Here’s the thing about change. It’s terrifying. I’ve never liked the feeling of uncertainty and instability, and I especially hate feeling like I’m flailing around, trying desperately to find anything to hold on to.
I remember my very first breakup (if that’s even what you should call it at such a young age). A phone call from my 6th grade boyfriend, just hours before we were supposed to meet up with another couple to go roller skating. I couldn’t tell you what he said, but I remember how it felt to have this teenage boy that I knew would listen to the stories about my day dump me unexpectedly. I was 12, and it sucked.
I also remember what it was like when each of my great-grandparents passed away. I specifically remember being curled up in a ball on the kitchen floor of my dad’s home after he told me about Memaw.
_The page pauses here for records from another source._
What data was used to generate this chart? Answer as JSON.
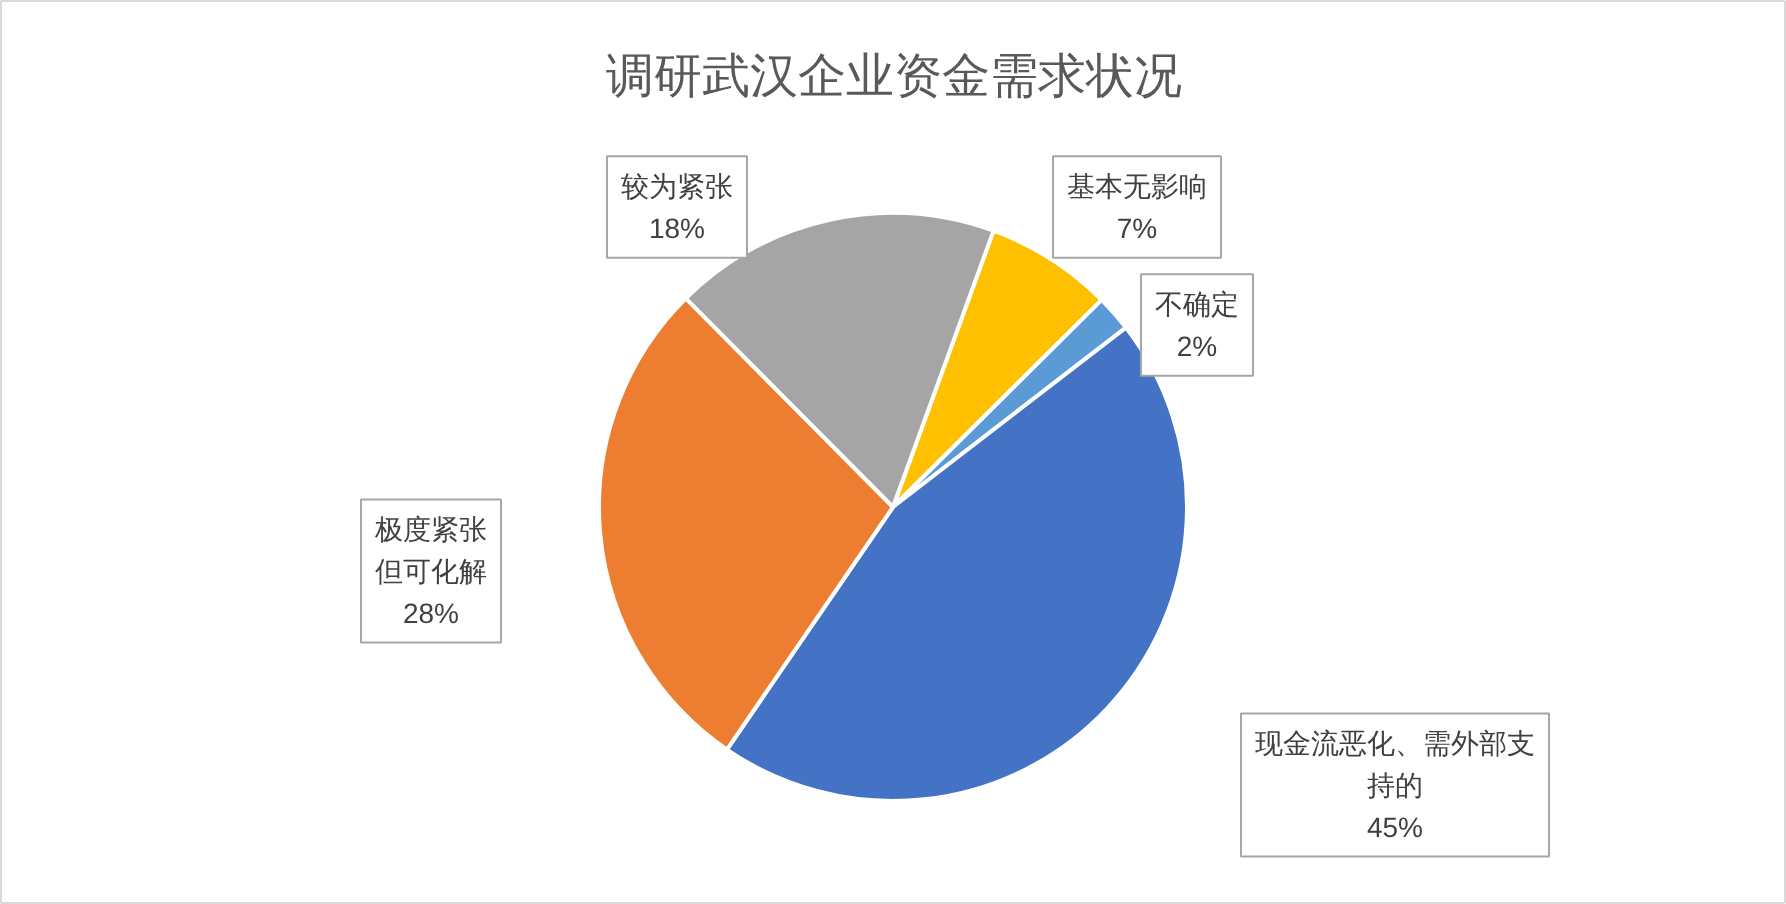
{
  "chart_data": {
    "type": "pie",
    "title": "调研武汉企业资金需求状况",
    "categories": [
      "基本无影响",
      "不确定",
      "现金流恶化、需外部支持的",
      "极度紧张但可化解",
      "较为紧张"
    ],
    "values": [
      7,
      2,
      45,
      28,
      18
    ],
    "colors": [
      "#ffc000",
      "#5b9bd5",
      "#4472c4",
      "#ed7d31",
      "#a5a5a5"
    ],
    "value_labels": [
      "7%",
      "2%",
      "45%",
      "28%",
      "18%"
    ]
  }
}
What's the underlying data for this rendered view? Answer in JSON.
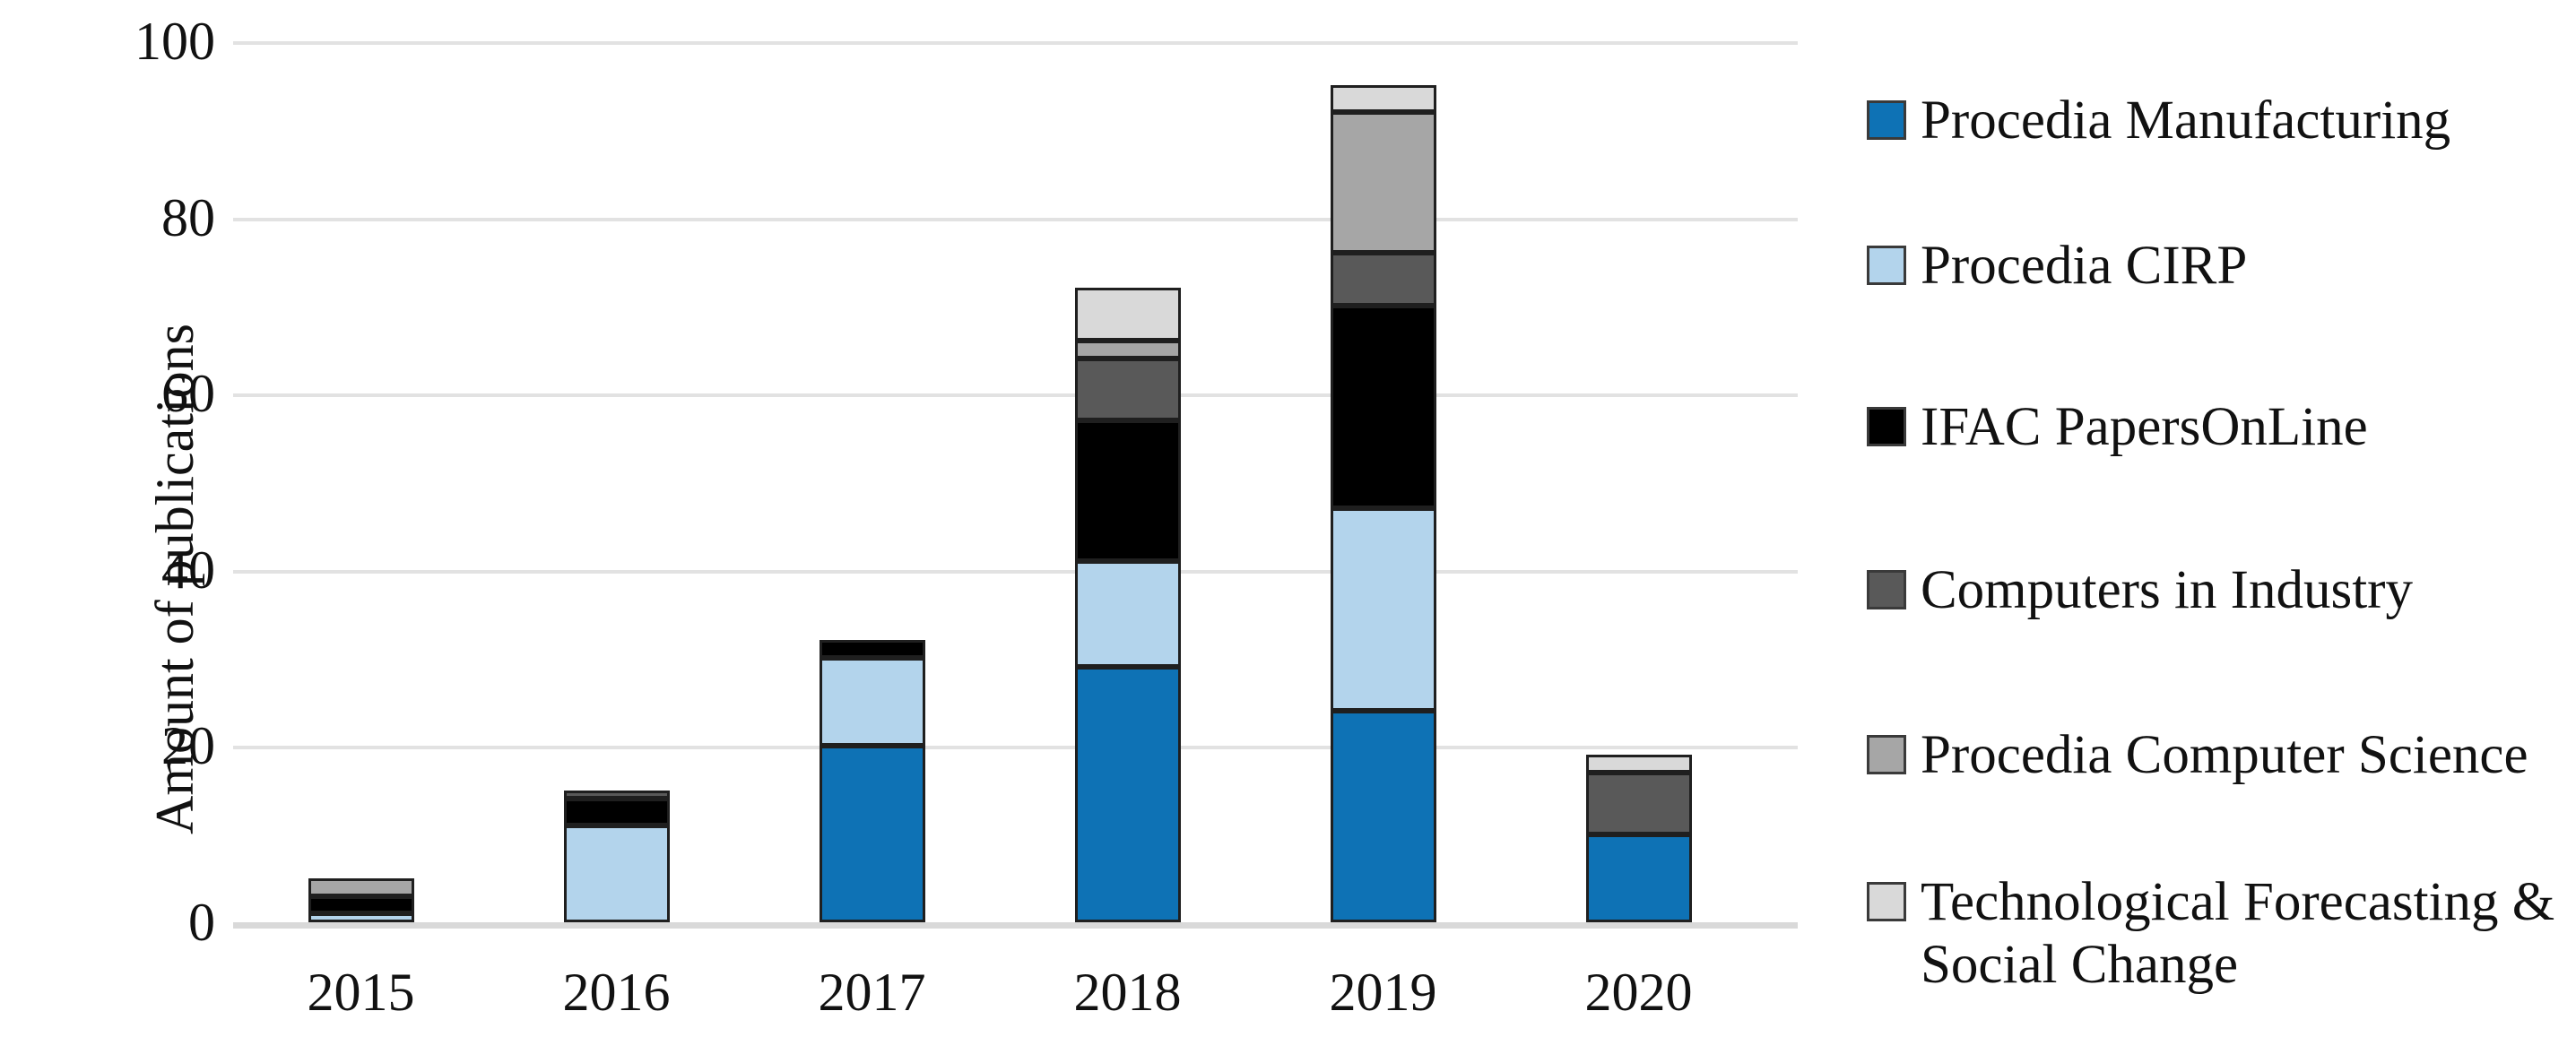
{
  "chart_data": {
    "type": "bar",
    "stacked": true,
    "title": "",
    "xlabel": "",
    "ylabel": "Amount of publications",
    "ylim": [
      0,
      100
    ],
    "y_ticks": [
      0,
      20,
      40,
      60,
      80,
      100
    ],
    "grid": true,
    "legend_position": "right",
    "categories": [
      "2015",
      "2016",
      "2017",
      "2018",
      "2019",
      "2020"
    ],
    "series": [
      {
        "name": "Procedia Manufacturing",
        "color": "#0e72b5",
        "values": [
          0,
          0,
          20,
          29,
          24,
          10
        ]
      },
      {
        "name": "Procedia CIRP",
        "color": "#b3d4ec",
        "values": [
          1,
          11,
          10,
          12,
          23,
          0
        ]
      },
      {
        "name": "IFAC PapersOnLine",
        "color": "#000000",
        "values": [
          2,
          3,
          2,
          16,
          23,
          0
        ]
      },
      {
        "name": "Computers in Industry",
        "color": "#595959",
        "values": [
          0,
          1,
          0,
          7,
          6,
          7
        ]
      },
      {
        "name": "Procedia Computer Science",
        "color": "#a6a6a6",
        "values": [
          2,
          0,
          0,
          2,
          16,
          0
        ]
      },
      {
        "name": "Technological Forecasting & Social Change",
        "color": "#d9d9d9",
        "values": [
          0,
          0,
          0,
          6,
          3,
          2
        ]
      }
    ],
    "totals": [
      5,
      15,
      32,
      72,
      95,
      19
    ],
    "colors": {
      "grid": "#e2e2e2",
      "baseline": "#d9d9d9",
      "segment_border": "#1f1f1f",
      "text": "#111111",
      "background": "#ffffff"
    }
  }
}
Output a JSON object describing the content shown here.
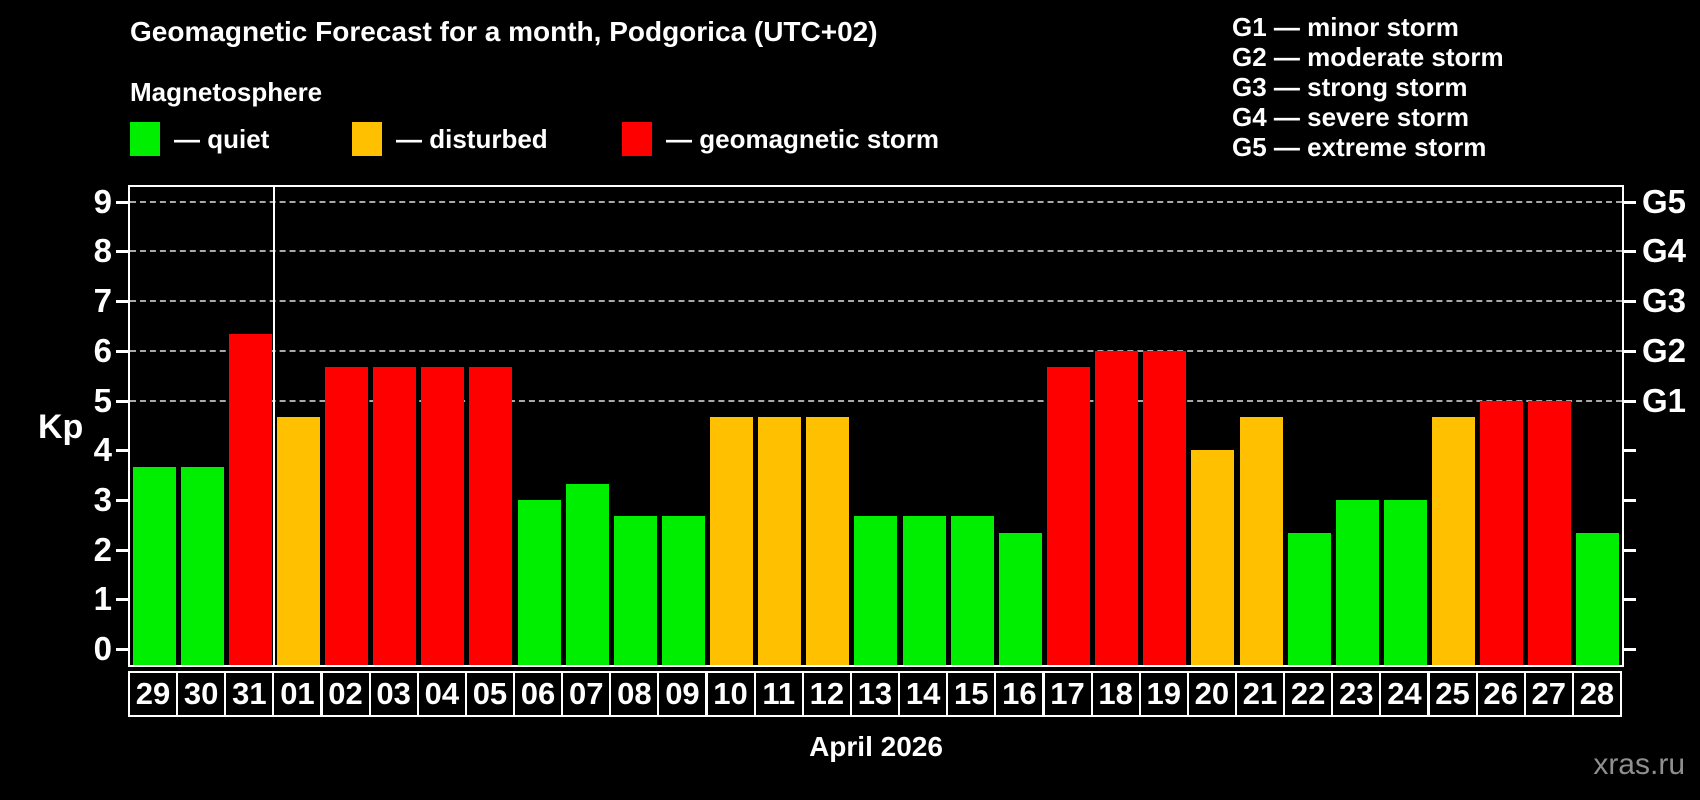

I didn’t understand how it could possibly be true — she was just walking to go get the mail. This was the first death I ever had to deal with. I was 16, and it sucked.
Now, here I am: 24, and change still sucks. No matter how comfortable I am in my life, nothing is guaranteed. In fact, someone pretty wise once said, “The only thing that is constant is change.” So, I’m choosing to handle this change differently. I’m not flailing, I’m standing on my own two feet. I’m not unstable, I’m relying on myself. And while a lot of things still are uncertain, what I do know is that I have an incredibly strong support system to lean on when the suck levels get a little too high, and that life is sweet, changes and all.